Some people have a hard time being alone. What this essentially means is that they have difficulty being with themselves. It may be that they get bored, but that would be because they do not have interests that a­­re engaging and stimulating.

They look to others for that sense of engagement and stimulation.

Sometimes the problem is that when alone, the mind starts going and thinking of things or difficult emotions come up. Being with others allows them to avoid things that are real issues and probably should be addressed. Stuffing down feelings and burying painful or troubling thoughts only makes things worse.

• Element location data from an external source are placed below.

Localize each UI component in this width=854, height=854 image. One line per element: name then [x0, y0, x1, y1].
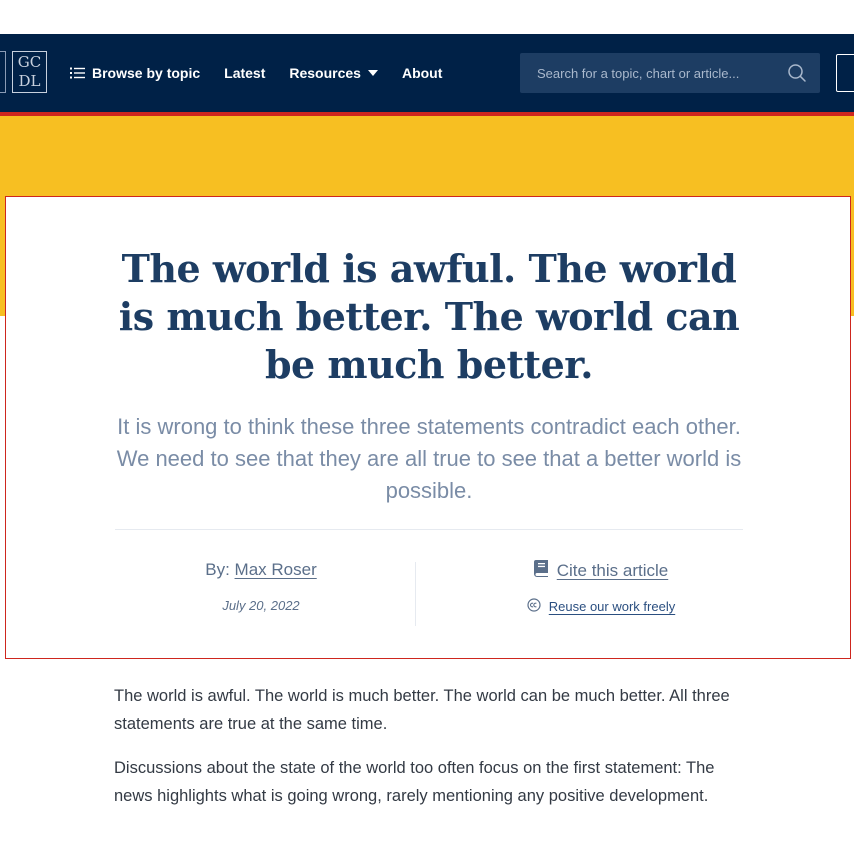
latest-link[interactable]: Latest: [224, 65, 265, 81]
about-link[interactable]: About: [402, 65, 442, 81]
body-paragraph: The world is awful. The world is much be…: [114, 687, 730, 733]
latest-label: Latest: [224, 65, 266, 81]
page: GC DL Browse by topic Latest Resources A…: [0, 0, 854, 854]
reuse-work-link[interactable]: Reuse our work freely: [436, 598, 766, 615]
body-paragraph: Discussions about the state of the world…: [114, 759, 715, 805]
about-label: About: [401, 65, 443, 81]
byline: By: Max Roser: [116, 560, 406, 580]
donate-button[interactable]: [836, 54, 854, 92]
resources-label: Resources: [289, 65, 361, 81]
search-icon[interactable]: [787, 63, 807, 83]
article-subtitle: It is wrong to think these three stateme…: [116, 414, 742, 503]
site-logo[interactable]: GC DL: [0, 51, 47, 93]
byline-prefix: By:: [205, 560, 230, 579]
book-icon: [533, 560, 549, 582]
logo-text-line-2: DL: [18, 72, 41, 90]
cite-label: Cite this article: [556, 561, 669, 580]
author-link[interactable]: Max Roser: [235, 560, 317, 579]
reuse-label: Reuse our work freely: [548, 599, 676, 614]
article-title: The world is awful. The world is much be…: [118, 246, 740, 387]
logo-mark: GC DL: [12, 51, 47, 93]
primary-nav: Browse by topic Latest Resources About: [70, 34, 466, 112]
browse-by-topic-label: Browse by topic: [92, 65, 201, 81]
article-body: The world is awful. The world is much be…: [114, 682, 744, 826]
search-box: [520, 53, 820, 93]
logo-text-line-1: GC: [17, 53, 42, 71]
cite-article-link[interactable]: Cite this article: [436, 560, 766, 582]
header-divider: [115, 529, 743, 530]
creative-commons-icon: [527, 598, 541, 615]
resources-menu[interactable]: Resources: [289, 65, 378, 81]
search-input[interactable]: [520, 53, 780, 93]
logo-fragment: [0, 51, 6, 93]
list-icon: [70, 67, 85, 79]
caret-down-icon: [367, 70, 378, 76]
browse-by-topic-button[interactable]: Browse by topic: [70, 65, 200, 81]
article-header: The world is awful. The world is much be…: [5, 196, 851, 659]
byline-divider: [415, 562, 416, 626]
publication-date: July 20, 2022: [222, 598, 300, 613]
site-navbar: GC DL Browse by topic Latest Resources A…: [0, 34, 854, 112]
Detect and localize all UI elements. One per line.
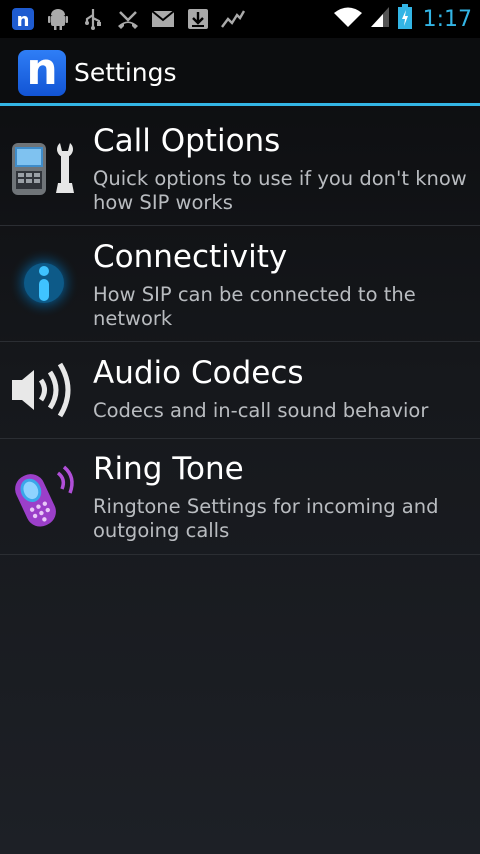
action-bar: n Settings (0, 38, 480, 106)
item-subtitle: Ringtone Settings for incoming and outgo… (93, 495, 439, 542)
download-icon (185, 6, 211, 32)
svg-text:n: n (17, 10, 30, 31)
item-title: Audio Codecs (93, 355, 304, 391)
settings-item-ring-tone[interactable]: Ring Tone Ringtone Settings for incoming… (0, 439, 480, 555)
item-title: Connectivity (93, 239, 288, 275)
gmail-icon (150, 6, 176, 32)
battery-icon (397, 4, 413, 34)
settings-item-call-options[interactable]: Call Options Quick options to use if you… (0, 109, 480, 226)
settings-item-audio-codecs[interactable]: Audio Codecs Codecs and in-call sound be… (0, 342, 480, 439)
item-title: Ring Tone (93, 451, 244, 487)
notification-icons: n (10, 6, 246, 32)
system-icons: 1:17 (333, 4, 472, 34)
status-bar: n 1:17 (0, 0, 480, 38)
settings-list: Call Options Quick options to use if you… (0, 109, 480, 555)
ringing-phone-icon (8, 459, 80, 531)
item-subtitle: Quick options to use if you don't know h… (93, 167, 467, 214)
usb-icon (80, 6, 106, 32)
info-glow-icon (8, 247, 80, 319)
app-n-icon: n (10, 6, 36, 32)
missed-call-icon (115, 6, 141, 32)
phone-wrench-icon (8, 131, 80, 203)
settings-item-connectivity[interactable]: Connectivity How SIP can be connected to… (0, 226, 480, 342)
item-title: Call Options (93, 123, 281, 159)
android-icon (45, 6, 71, 32)
page-title: Settings (74, 58, 177, 87)
signal-icon (369, 5, 391, 33)
clock: 1:17 (422, 6, 472, 32)
stocks-icon (220, 6, 246, 32)
speaker-icon (8, 354, 80, 426)
item-subtitle: Codecs and in-call sound behavior (93, 399, 429, 422)
item-subtitle: How SIP can be connected to the network (93, 283, 416, 330)
wifi-icon (333, 5, 363, 33)
app-logo[interactable]: n (18, 44, 66, 96)
app-logo-letter: n (26, 44, 58, 95)
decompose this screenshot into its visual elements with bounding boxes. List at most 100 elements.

Sometimes it is a matter of self-esteem. An individual may not truly like him/her self, and only feels good when surrounded and accepted by others. If dependent on others for good feelings, being alone can feel like rejection or abandonment, even though it is not. This individual can feel a sense of desperation when there is the prospect of being alone for an extended time.

The real problem with all of this is that if one is uncomfortable being alone, this can result in staying too long in a relationship where needs are not being met, the individual is not respected, or even where there is infidelity or abuse. Unable to cope on his/her own, the person is trapped in an unsatisfactory situation with no hope of improvement. This can result in anxiety, depression or even physical illness.

There is also the possibility of unexpected death or divorce. Those who have not learned to take care of themselves physically and emotionally may be completely devastated and even break down because of the perceived impossibility of carrying on alone.

Part of maturing into adulthood is learning to access our strength and developing the confidence that we can take care of ourselves, and can be okay even if alone. This requires that we get to know ourselves, become a good friend to ourselves, and learn to enjoy our own company.